Sara Ryan Duffy wanted a home that felt like a luxury hotel. A Minnesota native who grew up in St. Cloud, she had spent much of her adult life traveling the world and working in Los Angeles, where she arranged trips for directors, actors, and others in the film industry. Duffy had lodged and dined at many of the world’s grandest inns and grown accustomed to sumptuous furnishings, chandelier lighting, and high-thread-count sheets.
So when the St. Cloud native moved back to Minnesota in 2014 to be near her mother, she wanted to create a home that would feel as glamorous and swanky as the places she frequented on her travels. After weighing the merits of new vs. old, condo vs. house, she finally settled on a 1903 two-story house in Minneapolis’s Lowry Hill neighborhood in need of updating. She hired Peterssen/Keller Architecture to assist her with the renovations.
The house had several great features, including a unique door and entryway, oak floors and trim, and a fireplace faced in antique green tile. For the most part, the structural bones were intact, but the kitchen was small and the sleeping porch at the rear of the house was beginning to sag. Formerly the owner of more modern dwellings, Duffy saw every crack and warp. “As a perfectionist, living in an old house is a daily challenge,” she sighs.
Above: The antique green tile of the fireplace remained.
Duffy had a clear vision for what she wanted to achieve, says architect Ryan Fish of Peterssen/Keller. But it fell to him to figure out the details—like moving a structural post out of the center of the kitchen, opening the kitchen to the dining room, shoring up a second-story bath that was essentially being supported by its plumbing, and remaking the sleeping porch into an office where Duffy could work. (She still has her travel business, with four employees in Hollywood.)
Duffy also wanted to infuse the home with bold and unexpected flourishes: colored tile, metallic surfaces, mirrors. “Most Minnesota clients want something more subdued,” Fish says. “So it was exciting to work with someone who wasn’t afraid to make a statement.” Duffy also wanted to furnish the place with pieces she’d collected on her travels and art by modern masters like Andy Warhol, David Hockney, and Roy Lichtenstein. “I love old houses filled with modern art. I love the juxtaposition of new and old,” Duffy says. “But the key is getting an old house to work.”
Duffy and Fish left the floor plans of some rooms intact, but nearly every surface was touched during the renovation as contractors fixed sags, re-plastered walls, and painted ceilings. In-floor heating was installed in the bathrooms. The sleeping porch was replaced.
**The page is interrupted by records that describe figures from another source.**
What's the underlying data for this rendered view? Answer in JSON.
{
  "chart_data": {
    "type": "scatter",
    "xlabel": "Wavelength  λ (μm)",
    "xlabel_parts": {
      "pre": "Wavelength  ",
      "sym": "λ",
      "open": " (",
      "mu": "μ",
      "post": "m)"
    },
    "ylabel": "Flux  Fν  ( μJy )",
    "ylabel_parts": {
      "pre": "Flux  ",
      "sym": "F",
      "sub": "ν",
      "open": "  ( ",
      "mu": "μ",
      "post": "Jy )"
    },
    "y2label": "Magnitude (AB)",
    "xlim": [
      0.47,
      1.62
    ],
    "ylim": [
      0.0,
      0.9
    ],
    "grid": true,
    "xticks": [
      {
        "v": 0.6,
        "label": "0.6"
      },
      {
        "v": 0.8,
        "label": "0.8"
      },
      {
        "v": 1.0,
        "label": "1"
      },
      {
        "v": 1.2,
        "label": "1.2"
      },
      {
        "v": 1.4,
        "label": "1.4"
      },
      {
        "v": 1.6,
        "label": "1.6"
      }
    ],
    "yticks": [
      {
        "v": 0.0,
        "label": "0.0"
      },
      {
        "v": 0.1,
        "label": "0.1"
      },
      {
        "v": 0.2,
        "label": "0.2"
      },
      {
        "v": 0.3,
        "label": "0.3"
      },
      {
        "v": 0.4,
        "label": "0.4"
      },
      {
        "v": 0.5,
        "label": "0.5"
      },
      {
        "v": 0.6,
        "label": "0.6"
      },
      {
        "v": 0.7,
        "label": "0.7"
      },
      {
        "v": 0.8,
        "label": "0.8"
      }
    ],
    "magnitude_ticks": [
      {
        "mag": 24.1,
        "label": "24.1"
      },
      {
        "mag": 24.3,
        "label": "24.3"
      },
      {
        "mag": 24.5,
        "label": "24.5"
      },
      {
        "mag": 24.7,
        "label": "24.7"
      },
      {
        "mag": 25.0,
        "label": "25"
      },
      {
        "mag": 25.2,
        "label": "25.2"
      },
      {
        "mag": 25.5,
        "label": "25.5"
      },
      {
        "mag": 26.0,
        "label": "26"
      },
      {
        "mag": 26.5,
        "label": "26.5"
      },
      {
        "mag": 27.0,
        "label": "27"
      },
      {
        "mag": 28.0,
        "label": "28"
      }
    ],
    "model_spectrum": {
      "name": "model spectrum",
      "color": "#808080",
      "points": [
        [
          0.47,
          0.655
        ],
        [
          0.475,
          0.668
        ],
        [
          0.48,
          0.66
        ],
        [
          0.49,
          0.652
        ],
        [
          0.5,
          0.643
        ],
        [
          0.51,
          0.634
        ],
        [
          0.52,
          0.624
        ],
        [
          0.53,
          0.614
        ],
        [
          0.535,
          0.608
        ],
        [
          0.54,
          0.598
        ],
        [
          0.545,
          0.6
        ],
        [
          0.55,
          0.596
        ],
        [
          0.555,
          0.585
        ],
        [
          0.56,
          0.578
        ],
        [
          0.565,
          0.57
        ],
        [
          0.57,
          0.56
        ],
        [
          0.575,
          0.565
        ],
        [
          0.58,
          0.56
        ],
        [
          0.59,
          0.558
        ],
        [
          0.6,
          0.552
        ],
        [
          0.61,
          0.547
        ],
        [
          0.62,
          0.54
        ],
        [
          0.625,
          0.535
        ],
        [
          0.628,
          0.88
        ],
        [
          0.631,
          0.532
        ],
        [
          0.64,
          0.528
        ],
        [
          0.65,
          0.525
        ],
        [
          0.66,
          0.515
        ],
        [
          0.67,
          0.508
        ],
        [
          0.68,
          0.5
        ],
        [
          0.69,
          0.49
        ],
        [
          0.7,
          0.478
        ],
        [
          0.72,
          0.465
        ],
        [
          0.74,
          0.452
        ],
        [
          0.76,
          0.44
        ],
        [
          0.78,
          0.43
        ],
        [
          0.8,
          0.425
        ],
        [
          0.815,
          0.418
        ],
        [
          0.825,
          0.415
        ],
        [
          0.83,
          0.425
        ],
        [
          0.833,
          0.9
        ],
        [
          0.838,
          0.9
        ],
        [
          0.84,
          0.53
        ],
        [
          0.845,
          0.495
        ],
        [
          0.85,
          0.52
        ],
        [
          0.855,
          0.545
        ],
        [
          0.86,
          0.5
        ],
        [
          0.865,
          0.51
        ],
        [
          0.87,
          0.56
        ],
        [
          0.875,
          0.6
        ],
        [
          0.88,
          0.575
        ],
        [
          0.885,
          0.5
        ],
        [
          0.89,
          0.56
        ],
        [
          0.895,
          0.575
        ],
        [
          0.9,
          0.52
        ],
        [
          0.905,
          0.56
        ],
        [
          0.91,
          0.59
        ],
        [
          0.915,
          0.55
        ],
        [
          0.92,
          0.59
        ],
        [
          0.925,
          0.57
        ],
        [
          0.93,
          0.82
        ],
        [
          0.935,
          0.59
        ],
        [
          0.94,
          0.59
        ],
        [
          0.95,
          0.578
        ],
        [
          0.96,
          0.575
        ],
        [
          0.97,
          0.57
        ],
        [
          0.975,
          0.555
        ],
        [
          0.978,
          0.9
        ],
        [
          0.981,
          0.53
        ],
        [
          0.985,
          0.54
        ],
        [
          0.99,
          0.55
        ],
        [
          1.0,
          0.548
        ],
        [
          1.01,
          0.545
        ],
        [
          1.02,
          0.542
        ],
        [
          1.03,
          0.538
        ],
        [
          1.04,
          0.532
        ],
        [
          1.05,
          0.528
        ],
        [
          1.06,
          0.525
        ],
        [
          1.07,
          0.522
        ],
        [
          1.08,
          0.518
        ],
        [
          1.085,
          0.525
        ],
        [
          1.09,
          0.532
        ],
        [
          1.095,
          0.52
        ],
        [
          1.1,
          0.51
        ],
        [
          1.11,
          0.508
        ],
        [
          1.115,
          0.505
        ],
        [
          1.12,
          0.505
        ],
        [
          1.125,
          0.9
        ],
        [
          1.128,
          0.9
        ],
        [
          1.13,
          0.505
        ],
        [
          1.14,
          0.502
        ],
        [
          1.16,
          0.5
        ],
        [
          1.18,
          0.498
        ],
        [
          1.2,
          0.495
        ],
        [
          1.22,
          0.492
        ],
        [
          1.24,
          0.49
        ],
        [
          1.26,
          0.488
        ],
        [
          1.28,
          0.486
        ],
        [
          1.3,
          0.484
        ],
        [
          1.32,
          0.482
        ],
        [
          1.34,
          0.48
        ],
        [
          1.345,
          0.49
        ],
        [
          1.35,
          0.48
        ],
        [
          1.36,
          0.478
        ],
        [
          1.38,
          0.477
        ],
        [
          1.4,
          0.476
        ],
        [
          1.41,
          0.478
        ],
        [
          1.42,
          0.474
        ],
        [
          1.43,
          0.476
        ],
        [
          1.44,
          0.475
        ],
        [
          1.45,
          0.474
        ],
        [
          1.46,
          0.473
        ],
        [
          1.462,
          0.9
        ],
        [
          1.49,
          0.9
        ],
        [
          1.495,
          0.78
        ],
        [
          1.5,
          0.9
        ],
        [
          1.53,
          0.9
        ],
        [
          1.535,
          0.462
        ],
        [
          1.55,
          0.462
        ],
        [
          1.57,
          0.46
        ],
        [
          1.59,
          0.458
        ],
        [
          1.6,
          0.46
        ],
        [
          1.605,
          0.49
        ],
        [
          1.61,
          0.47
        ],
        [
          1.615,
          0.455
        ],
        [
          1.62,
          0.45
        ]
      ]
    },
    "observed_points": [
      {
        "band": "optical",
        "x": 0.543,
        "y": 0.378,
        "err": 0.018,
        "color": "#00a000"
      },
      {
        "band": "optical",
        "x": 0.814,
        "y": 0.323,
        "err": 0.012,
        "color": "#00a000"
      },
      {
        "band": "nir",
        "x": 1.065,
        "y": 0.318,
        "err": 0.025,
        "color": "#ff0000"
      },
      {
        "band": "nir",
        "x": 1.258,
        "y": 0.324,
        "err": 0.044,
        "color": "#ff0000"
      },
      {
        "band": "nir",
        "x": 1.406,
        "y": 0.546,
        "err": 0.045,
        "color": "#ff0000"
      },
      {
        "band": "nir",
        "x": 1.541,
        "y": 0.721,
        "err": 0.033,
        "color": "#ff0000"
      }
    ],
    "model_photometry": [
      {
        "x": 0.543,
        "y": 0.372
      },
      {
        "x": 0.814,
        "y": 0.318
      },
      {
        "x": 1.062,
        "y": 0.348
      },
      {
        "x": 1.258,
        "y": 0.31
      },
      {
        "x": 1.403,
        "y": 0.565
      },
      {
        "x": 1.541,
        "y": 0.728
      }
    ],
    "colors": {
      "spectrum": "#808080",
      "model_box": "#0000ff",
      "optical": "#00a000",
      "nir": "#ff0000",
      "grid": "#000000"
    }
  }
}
The result is a house that feels both grand and comfortable. Finishing the first-level flooring with a dark stain helped focus attention on the home’s original oak features, like a built-in bench in the foyer and oak paneling around the living room fireplace. In the dining room, a long table with an antiqued mirrored top purchased in France forces the view upward, where an immense blue-glass chandelier made in Italy dangles from a pewter-painted ceiling. Duffy acquired the Turkish rugs throughout the house on a series of trips to Istanbul.
Above: A large island is the centerpiece of the newly enlarged kitchen.
Upstairs, three of the four bedrooms are furnished as sumptuously as any hotel room. (The fourth has been turned into an exercise room—also vital in any modern hotel.) In one, the headboard is covered in soft silvery fabric and thick drapes of creamy Belgian linen cascade from the ceiling, pooling at the floor, cloaking the windows, and blocking drafts. Each room features a chandelier that adds elegance to the small space without overpowering it.
The master bedroom has a Parisian feel—again, with mirrored furnishings. In the master bath, cement tile with a Moroccan-style pattern contrasts and harmonizes with the gleaming white surface of a sculptural freestanding tub and the subway tile and Carrara marble in the glassed-in shower. Fish transformed a fifth bedroom—tucked awkwardly between the central hall and the master bath—into a fashionista’s dream dressing room: There’s a drawer for every type of accessory, deep closets, and a cabinet where Duffy’s dazzling collection of jeweled footwear—from pumps to kicks—is on display. “I wouldn’t usually say a closet is my favorite room in the house, but in this case, it just might be,” Fish says with a smile.
Above: A to-die-for dressing room, with loads of customized drawers and cabinets, replaced a fifth bedroom.
As with most houses, however, the central gathering place/workspace is the kitchen. Removing an old pantry allowed Fish and Duffy to insert a large center island, topped with dark-stained walnut. The walls of the room are covered in scalloped turquoise, off-white and gray tiles that reach all the way to the ceiling. Dishware is stored away yet visible in white cabinets with glass panes.
Duffy’s house isn’t a hotel, of course, but like a grand old hotel, it combines the patina of age with all the comforts of modern living. “If you go too far off the deep end with a new style, there’s a disconnect,” Duffy says. “There’s a point where you have to be true to the house, and I’d like to think we remained true even as we remade it.”
Above: The master bathroom features subway tile, Carrara marble, and Moroccan-style cement tile on the floor.